By Karen West
Chuck Beek is doing pretty well—for an old geezer. At age 67, he takes weekly 30-mile bike rides and swims three days a week in the Sound during the summer. Chuck has been biking for 62 years and is the fourth oldest member of the Geezers of Fury cycling group—hence his Geezr4 license plate. Born and raised in Portland, Ore., Chuck has a Twitter profile (even though he’s never tweeted) describing himself as a “lazy man, cyclist, mediator, meditator, baker, coffee maker, swimmer, talker, friend.”
Who are the Geezers of Fury?
It’s a ragtag group of what one would think are older gentlemen, but in fact we are all ages. These are just people who like to bike ride and they got together and for some reason picked 7:30 on Sunday mornings to ride. None of these guys are actual geezers. Anyone is welcome. We are a diverse group and even have one-and-a-half Republicans.
Are there any Geezerettes?
Yes, we have a few. All of the women who have ridden with us are super strong. Initially, when a woman would show up there was some grumbling, you know, being geezers and all, so we would test them by being guys and telling them awful jokes. If they came back, we’d say they could stay. These are grandmothers in some cases, and they are just kicking my butt.
You’ve biked across the U.S. and Europe. What’s the best place?
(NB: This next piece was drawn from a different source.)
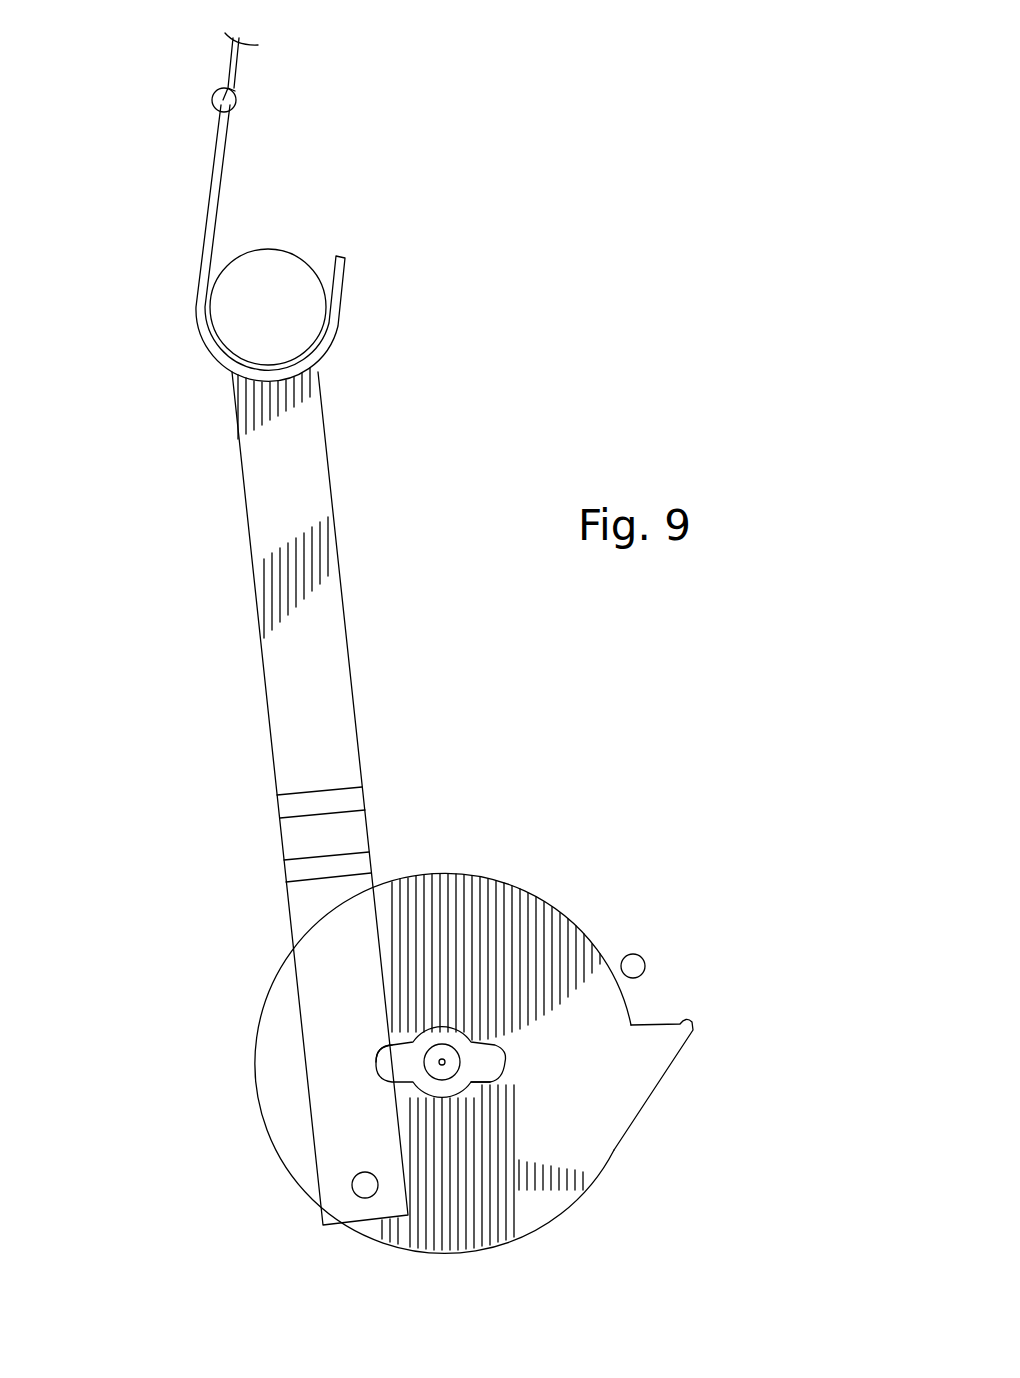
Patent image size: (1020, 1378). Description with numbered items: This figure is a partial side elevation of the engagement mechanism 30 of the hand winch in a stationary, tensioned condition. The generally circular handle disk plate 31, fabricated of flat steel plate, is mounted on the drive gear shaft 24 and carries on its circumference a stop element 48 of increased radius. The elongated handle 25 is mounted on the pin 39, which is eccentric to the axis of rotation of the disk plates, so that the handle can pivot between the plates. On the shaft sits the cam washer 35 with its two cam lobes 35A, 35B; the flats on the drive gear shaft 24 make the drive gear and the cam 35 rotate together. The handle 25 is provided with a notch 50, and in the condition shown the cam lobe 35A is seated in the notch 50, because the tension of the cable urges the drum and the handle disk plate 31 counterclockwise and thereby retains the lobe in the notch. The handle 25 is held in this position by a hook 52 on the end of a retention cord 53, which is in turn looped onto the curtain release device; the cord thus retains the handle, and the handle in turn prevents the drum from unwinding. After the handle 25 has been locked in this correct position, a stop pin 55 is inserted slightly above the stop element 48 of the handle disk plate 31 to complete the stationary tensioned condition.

Bainbridge Island is consistently my favorite place to cycle, and walk as well. We have great on-and off-road riding, reasonable weather, low traffic, courteous drivers and plenty of hills with occasional flat stretches. The natural beauty of Bainbridge is the real bonus and it starts right outside the door. Our 25- to 30-mile route, a modified Chilly Hilly, never seems to get old. As geezers, we need to keep things the same, including the 7:30 a.m. start time.
How would you describe yourself?
I’m a people person, and that’s becoming much more apparent now that I’ve been volunteering at the new Bainbridge Island Museum of Art. I don’t know much about art but I love the people.
When you opened Monorail Espresso in 1980 in Seattle, it was the first coffee cart in the country and you had tremendous success. What was your secret?
The best thing I ever did in business was hire good people.
Do you have any guilty pleasures?
I have a shopping habit. It’s not quite 12-step level. I get bored fairly easily and one of the easiest ways to solve boredom is shopping. I’ve said that if I ever had a child I would name it Costco Obama.
That’s two political references so far.
I consider politics to be sport. I’m a political junkie and I follow my candidates as if they were the Seahawks.
Who are your heroes?
People of color are my heroes: Willie Mays, Martin Luther King, Nelson Mandela, Miles Davis, Barack Obama, Gandhi. I don’t know why that is, probably because they have had the most to overcome.